Treating Struvite stones
The preferred treatment of struvite stones is surgical removal because they are large. Antibiotic therapy is important and may slow stone growth. It is important to culture stone material to help direct antibiotic therapy. However low sodium diet can help prevention of struvite stone [84].
Conclusion
Kidney stones are common and recur frequently. Calcium oxalate stones are the most common. Urine supersaturation is increased with low urine volume and with increased urinary excretion of calcium, oxalate, phosphate, cysteine or uric acid.
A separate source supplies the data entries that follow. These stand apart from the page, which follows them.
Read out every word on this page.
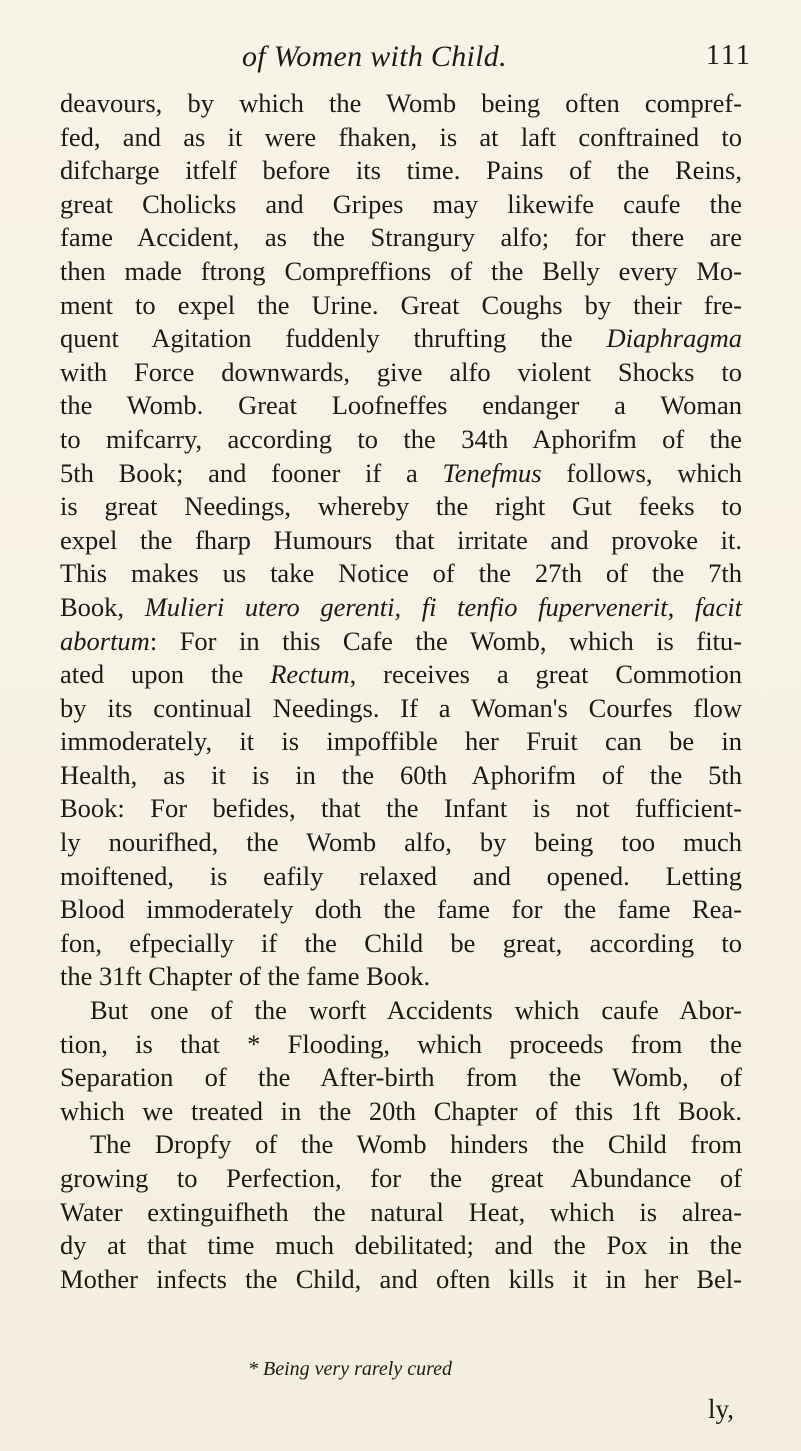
of Women with Child.	111
deavours, by which the Womb being often compref-
fed, and as it were fhaken, is at laft conftrained to
difcharge itfelf before its time. Pains of the Reins,
great Cholicks and Gripes may likewife caufe the
fame Accident, as the Strangury alfo; for there are
then made ftrong Compreffions of the Belly every Mo-
ment to expel the Urine. Great Coughs by their fre-
quent Agitation fuddenly thrufting the Diaphragma
with Force downwards, give alfo violent Shocks to
the Womb. Great Loofneffes endanger a Woman
to mifcarry, according to the 34th Aphorifm of the
5th Book; and fooner if a Tenefmus follows, which
is great Needings, whereby the right Gut feeks to
expel the fharp Humours that irritate and provoke it.
This makes us take Notice of the 27th of the 7th
Book, Mulieri utero gerenti, fi tenfio fupervenerit, facit
abortum: For in this Cafe the Womb, which is fitu-
ated upon the Rectum, receives a great Commotion
by its continual Needings. If a Woman's Courfes flow
immoderately, it is impoffible her Fruit can be in
Health, as it is in the 60th Aphorifm of the 5th
Book: For befides, that the Infant is not fufficient-
ly nourifhed, the Womb alfo, by being too much
moiftened, is eafily relaxed and opened. Letting
Blood immoderately doth the fame for the fame Rea-
fon, efpecially if the Child be great, according to
the 31ft Chapter of the fame Book.
But one of the worft Accidents which caufe Abor-
tion, is that * Flooding, which proceeds from the
Separation of the After-birth from the Womb, of
which we treated in the 20th Chapter of this 1ft Book.
The Dropfy of the Womb hinders the Child from
growing to Perfection, for the great Abundance of
Water extinguifheth the natural Heat, which is alrea-
dy at that time much debilitated; and the Pox in the
Mother infects the Child, and often kills it in her Bel-
* Being very rarely cured
ly,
Citrate is the most common inhibitor of crystal formation and urinary pH is very important for preventing or treating different types of stones. There are many stone risk factors among which diet is very important one. Urgent stone removal and treatments are done by urology using surgery or ESWL. Medical and dietary treatments are most important ways to prevent recurrence of stone. Consumption of ample fluids is essential, and dietetic advice is helpful.
Footnotes
Conflict of interest: The authors have declared no conflict of interest.